Now, the way we ride this trail, there is a decision point. You can turn left and head immediately to the parking lot and be there in 5 minutes or less. Or you can turn right and continue your ride, arriving at the parking lot about 30 minutes later. We were feeling widely scattered sprinkles during our approach to this decision point. Very widely scattered sprinkles.

So we turned right.

Mother Nature was NOT amused. Not even a little bit. We hadn't gone 30 meters when the skies opened up. Torrential downpour. But -- hey -- we were hot and exercising so this was not a problem. We kept going.

Then Mother Nature upped the ante with lightning. Of course, we felt by this time that we had reached the point of no return and it would be a quicker route to the parking lot if we continued on. This meant, of course, that we could not stop at our usual resting points because they were on high ground, beside tall trees, and we were riding lightning rods -- I mean metal bicycles.

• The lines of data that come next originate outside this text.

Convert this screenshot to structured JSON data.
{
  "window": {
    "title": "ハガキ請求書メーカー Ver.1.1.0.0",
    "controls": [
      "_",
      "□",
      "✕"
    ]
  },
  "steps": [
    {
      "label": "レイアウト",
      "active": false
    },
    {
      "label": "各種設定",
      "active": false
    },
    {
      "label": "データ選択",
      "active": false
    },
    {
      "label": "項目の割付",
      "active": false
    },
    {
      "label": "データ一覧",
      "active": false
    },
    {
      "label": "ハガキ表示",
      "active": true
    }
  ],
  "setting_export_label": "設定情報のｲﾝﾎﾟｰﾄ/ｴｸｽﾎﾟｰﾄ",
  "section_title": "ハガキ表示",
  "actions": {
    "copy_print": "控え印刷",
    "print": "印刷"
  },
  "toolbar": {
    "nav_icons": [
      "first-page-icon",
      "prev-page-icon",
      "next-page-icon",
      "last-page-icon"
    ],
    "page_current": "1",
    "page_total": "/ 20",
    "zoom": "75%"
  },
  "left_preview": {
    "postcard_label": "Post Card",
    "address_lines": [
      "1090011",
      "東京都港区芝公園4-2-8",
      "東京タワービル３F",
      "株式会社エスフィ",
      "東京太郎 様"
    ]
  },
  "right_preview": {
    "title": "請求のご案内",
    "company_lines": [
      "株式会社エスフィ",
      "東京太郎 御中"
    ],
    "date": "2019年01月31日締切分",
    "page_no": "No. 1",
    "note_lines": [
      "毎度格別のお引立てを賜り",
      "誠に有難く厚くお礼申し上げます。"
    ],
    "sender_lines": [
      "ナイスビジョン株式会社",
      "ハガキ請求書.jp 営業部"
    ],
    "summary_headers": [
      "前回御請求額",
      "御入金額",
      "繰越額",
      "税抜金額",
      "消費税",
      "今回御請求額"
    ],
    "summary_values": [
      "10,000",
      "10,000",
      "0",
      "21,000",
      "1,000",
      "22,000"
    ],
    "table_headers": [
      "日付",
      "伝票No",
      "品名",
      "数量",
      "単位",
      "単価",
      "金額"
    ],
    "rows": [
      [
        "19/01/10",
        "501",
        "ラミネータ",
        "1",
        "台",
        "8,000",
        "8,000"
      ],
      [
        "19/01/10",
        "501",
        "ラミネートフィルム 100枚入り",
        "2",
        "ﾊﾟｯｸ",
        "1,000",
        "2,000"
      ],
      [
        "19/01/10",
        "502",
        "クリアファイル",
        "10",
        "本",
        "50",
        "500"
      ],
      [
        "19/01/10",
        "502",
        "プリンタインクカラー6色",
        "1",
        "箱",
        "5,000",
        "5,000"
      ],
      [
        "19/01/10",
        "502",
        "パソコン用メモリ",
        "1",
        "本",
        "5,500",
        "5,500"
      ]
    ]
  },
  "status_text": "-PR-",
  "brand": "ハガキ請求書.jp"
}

We persevered. We pedaled madly. We went through and around mud puddles. Lakes, more like it. And we ended up at the parking lot in a record 20 minutes. Of course, we had no clean clothes (there is no changing room). We did not have towels either, because the lake -- the reason for needing towels -- was at home.

We did what any self-respecting biker would do -- threw the bikes on the car, piled in, and headed for home. This is what Doug looked like.


You can't see it, but there was actually a very small dry triangle of material on the side of his legs. The shoes and socks had already come off. The socks were wrung out. He squeezed a good half-cup of water from them. Everything was completely drenched. I didn't look much better.

We jumped in the lake completely dressed. It seemed a good way to rinse some of the mud out of the clothes before laundering.

Did I mention that we had a dinner invitation that evening? We opted to take the dry car.

1 comment:

Martina said...

OMG...that must have been thrilling and terrifying all at the same time!